Everywhere I’ve worked, a common problem has been that of deciding where to eat lunch. After a while, everyone has tried all possible restaurants and the process of choosing one becomes tedious. “I don’t know where I want to eat, where do you want to eat?”. Quite a few years ago, I devised the perfect solution to this but only in the last week has that solution been implemented and given a real-world trial. My solution? The Food Wheel. The Food Wheel is a wheel upon which can be placed the names of all the nearby restaurants. Someone spins the wheel. It comes to rest on a restaurant and that’s where you eat lunch. Spinning the Food Wheel takes just a fraction of the time taken by the typical “where do eat” discussion.

But until a week ago, my idea was just vapor-ware. Just an idea that got repeated until someone would say, “so, build it already”. Last week, Susan took the initiative and turned the Food Wheel into reality. She bought a small lazy-susan (which spawned a few jokes of its own), and used the Dymo labeller, which normally generates little sticky labels for our servers, to put the names of a couple of dozen nearby restaurants on the wheel. And, I’m pleased to report, it actually works. It has been used several times and came up with an acceptable solution every time.

In a strange coincidence, Freshmeat carried an annoucement for a Java applet called “Wheel ‘O Yum” this Wednesday which is based on the same idea. It’s probably not as much fun as having a physical wheel to spin but it’s still pretty cool.

The demise of Red Hat Linux

We’ve run Red Hat Linux on our servers since version 5. Now we’re contemplating what distro to use in the future since Red Hat has announced the end of Red Hat Linux. They will continue to make their high-end Enterprise Linux but it’ll cost $1500 – $2500 per server per year. And they’re using security updates as a sort of legal loophole that lets them get around the GPL and prevents you from buying one copy of the software and installing it on multiple servers. Supposedly, you can still download the source but if I wanted to compile a whole GNU/Linux system from source, I wouldn’t be using a distro like Red Hat in the first place.

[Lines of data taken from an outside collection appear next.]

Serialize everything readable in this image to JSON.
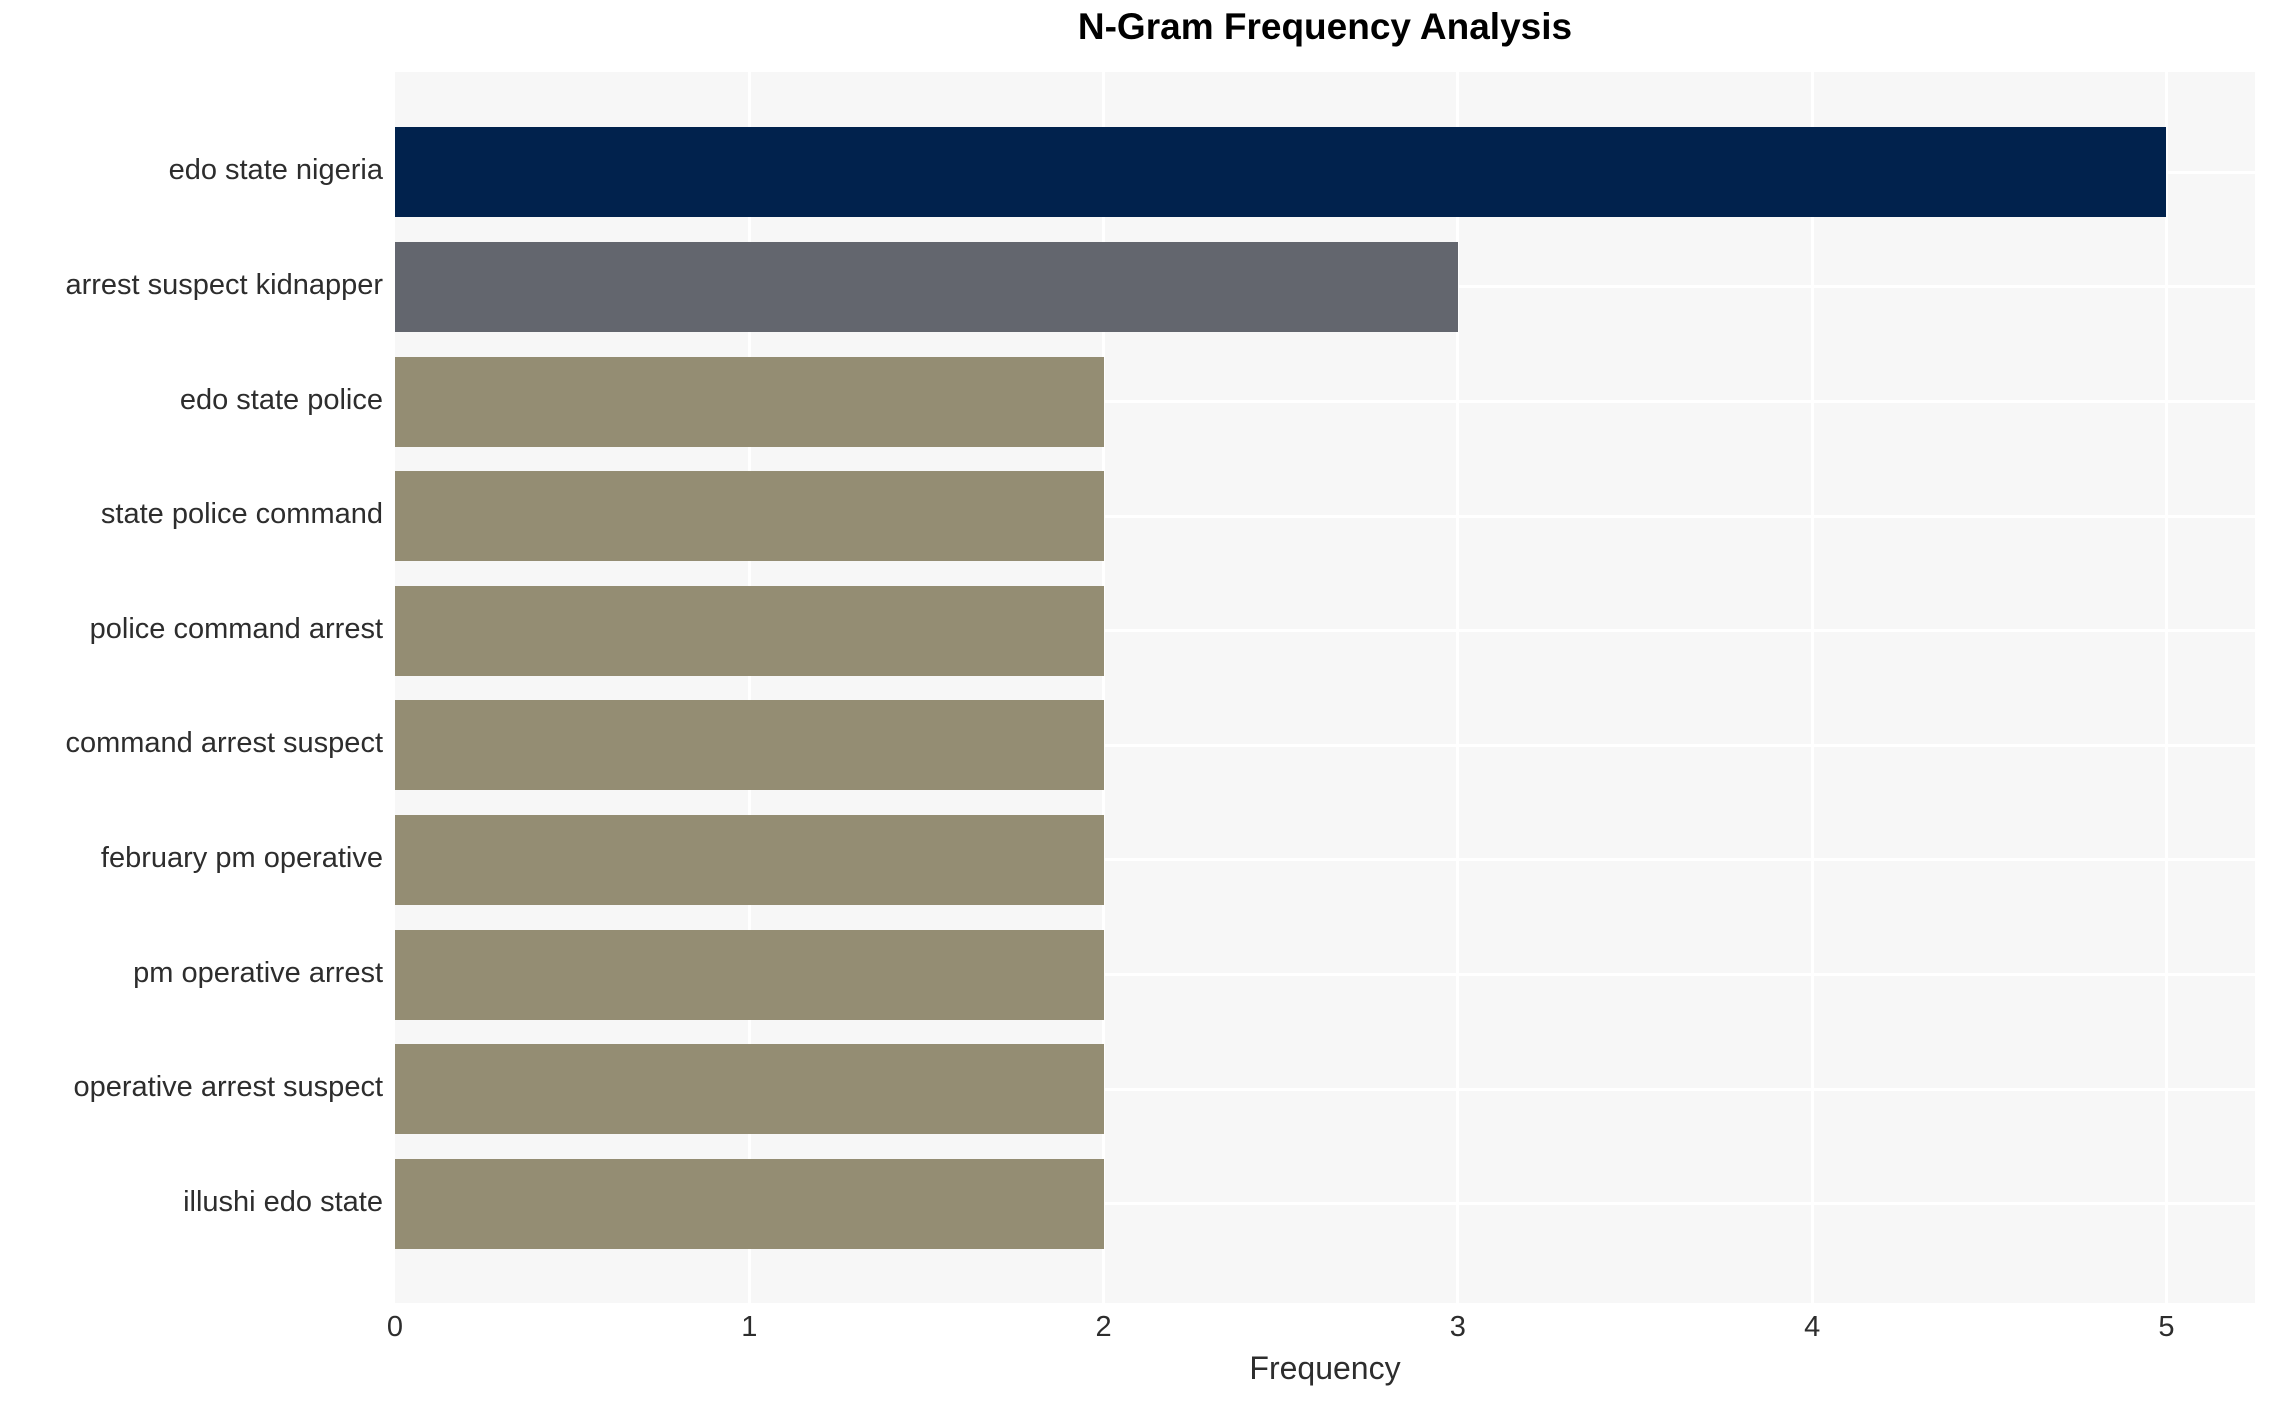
{
  "chart_data": {
    "type": "bar",
    "orientation": "horizontal",
    "title": "N-Gram Frequency Analysis",
    "xlabel": "Frequency",
    "ylabel": "",
    "categories": [
      "edo state nigeria",
      "arrest suspect kidnapper",
      "edo state police",
      "state police command",
      "police command arrest",
      "command arrest suspect",
      "february pm operative",
      "pm operative arrest",
      "operative arrest suspect",
      "illushi edo state"
    ],
    "values": [
      5,
      3,
      2,
      2,
      2,
      2,
      2,
      2,
      2,
      2
    ],
    "bar_colors": [
      "#01224d",
      "#63666e",
      "#948d73",
      "#948d73",
      "#948d73",
      "#948d73",
      "#948d73",
      "#948d73",
      "#948d73",
      "#948d73"
    ],
    "xticks": [
      0,
      1,
      2,
      3,
      4,
      5
    ],
    "xlim": [
      0,
      5.25
    ],
    "grid": true,
    "legend": "none",
    "plot_background": "#f7f7f7",
    "page_background": "#ffffff",
    "gridline_color": "#ffffff",
    "text_color": "#2d2d2d",
    "title_color": "#000000"
  }
}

I installed Fedora on a test box to evaluate it but it’s clearly not intended for serious use in a production environment. It’s intended as a bleeding-edge distro for “enthusiasts and developers” only. From what I can tell, it’s just a new name for Red Hat’s beta distro, Rawhide. Even if someone wanted to use it on a server, it would be impossible – each release is only good for about three months before it’s replaced by a new one and support for the old one is dropped. We don’t even reboot our servers every three months and I sure don’t want to be reinstalling the OS every three months! And then there’s the issue of Red Hat trying to trademark the Fedora name and essentially steal it from an existing project.

The only good news on the Red hat front lately is Fedora Legacy, a project that will attempt to offer security patches and support for Red Hat Linux 9 after Red Hat abandons it in April. Looks like we’ll stick with that until we can find a new distro. And if some new distro springs up to take it’s place, I think they’re going to be a lot of takers. I know a lot of folks in the same situation we’re in who relied on Red Hat Linux. It’s really hard to believe Red Hat did something this stupid. They’ve effectively found a way to do what none of their competitors had been able to – reduce Red Hat’s market share drastically.